We live out the works of mercy (instructing, counseling, feeding, clothing, sheltering, spelling, adding, subtracting, reading, writing) as a church not to gain new members but precisely, because this is what we do as church. New members are a bonus; adherence, addition or conversion are secondary. Primarily, we evangelize because we have been so moved by our own faith so as to share its fruits with others. The good news is telling others the news of God.
And so, we pray in the name of God with youngsters unfamiliar with our approach. This calls for some ingenuity, thoughtfulness and creativity. Where father figures are absent, God as Father may not be an image relatable to families wracked with high male incarceration rates. The God of gaud — gold, incense, and myrrh — may be completely foreign to children born into poverty. The manicured, Little Bo Peep flock does not speak to youngsters whose breakfast and lunch are funded by the state and the eucharistic banquet table at home can, at times, be bare at their supper hour. A solemn, pious, silent Lord is far from these youngsters’ imagination of what a God of love must be like.

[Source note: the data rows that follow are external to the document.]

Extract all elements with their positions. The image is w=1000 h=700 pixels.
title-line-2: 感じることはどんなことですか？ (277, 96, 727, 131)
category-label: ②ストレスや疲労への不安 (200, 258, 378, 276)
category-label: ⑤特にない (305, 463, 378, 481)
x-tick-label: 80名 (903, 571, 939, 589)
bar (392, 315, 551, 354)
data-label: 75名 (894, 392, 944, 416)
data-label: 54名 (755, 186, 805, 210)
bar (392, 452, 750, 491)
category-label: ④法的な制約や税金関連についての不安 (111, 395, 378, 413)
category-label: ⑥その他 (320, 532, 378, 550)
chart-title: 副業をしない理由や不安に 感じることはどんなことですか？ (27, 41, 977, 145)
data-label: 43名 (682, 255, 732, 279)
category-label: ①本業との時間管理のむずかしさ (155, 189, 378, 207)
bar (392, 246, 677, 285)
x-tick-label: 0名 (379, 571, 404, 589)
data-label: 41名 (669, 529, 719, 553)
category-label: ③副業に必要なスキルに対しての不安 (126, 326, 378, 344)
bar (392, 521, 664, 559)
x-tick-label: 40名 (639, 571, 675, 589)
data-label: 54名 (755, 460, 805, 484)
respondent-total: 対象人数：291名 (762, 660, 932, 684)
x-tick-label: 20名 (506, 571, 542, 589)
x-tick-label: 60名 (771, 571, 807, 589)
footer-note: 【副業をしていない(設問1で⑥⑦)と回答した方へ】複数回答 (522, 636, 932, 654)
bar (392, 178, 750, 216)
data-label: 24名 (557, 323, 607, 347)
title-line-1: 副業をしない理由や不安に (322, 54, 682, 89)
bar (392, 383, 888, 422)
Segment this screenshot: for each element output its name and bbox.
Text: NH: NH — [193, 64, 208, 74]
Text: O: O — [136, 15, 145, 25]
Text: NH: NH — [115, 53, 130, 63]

On the feast of Exaltation of the Cross, we place the processional crucifix in front of these youngsters. Instead of telling them what to think about the cross, we invite them to bring to words what they see. At first, they see gold, then Jesus, then wood and then they express deeper insight feeding off of each other’s responses: dying, suffering, forgiving, pain, etc. We inquire if they can relate to anyone in those circumstances.
In the image of a large framed portrait of a younger person tending two sheep, children are invited to imagine who the (rather androgynous) shepherd might be — a babysitter? teacher? day care worker? — even entertaining discussion of the shepherd’s gender.
Congregation of Sisters of St. Agnes Sr. Doris Klein has a portrait entitled “Gramma God,” whom she describes as “warm and welcoming, a soft lap of safety, filled with hugs, treats, and treasures.” We invite the kids to reminisce about any such figures in their own lives.
In an urban setting, the sound of gunfire is the background music in many of the students’ neighborhoods. We dedicate and bless a peace garden at the school’s entrance to commemorate classmates lost to neighborhood violence and hatred, sending the message “not here, not on our watch.”
Singing Kyries or Glorias, while beautiful, do not yet speak to these youngsters. Rather what works are antiphonal/campfire upbeat tunes, familiar melodies which can truly drown out the “monkey mind” in their lives, repetitive refrains with body movements and hands, using the ancient orans posture during the Lord’s Prayer. We patiently encourage copious prayer petitions, using a rousing, cheerleader type refrain “Lord, hear us!” and “Let the people say ‘Amen!’” The clapping and all the rest invite primary students to own their prayer, to form relationships with ministers and staff present, their classmates, and the mysterious Spirit of God who hovers whenever people are gathered in Jesus’ name. Ashes, fire, incense, water, liturgical books, the Lectionary and all sacred objects form the backdrop out of which the mysterious God flows.
In essence, our search for God with children in communal prayer begins by ascertaining where they are coming from, we take them by the hand, and they lead us on the path to where God wants to be.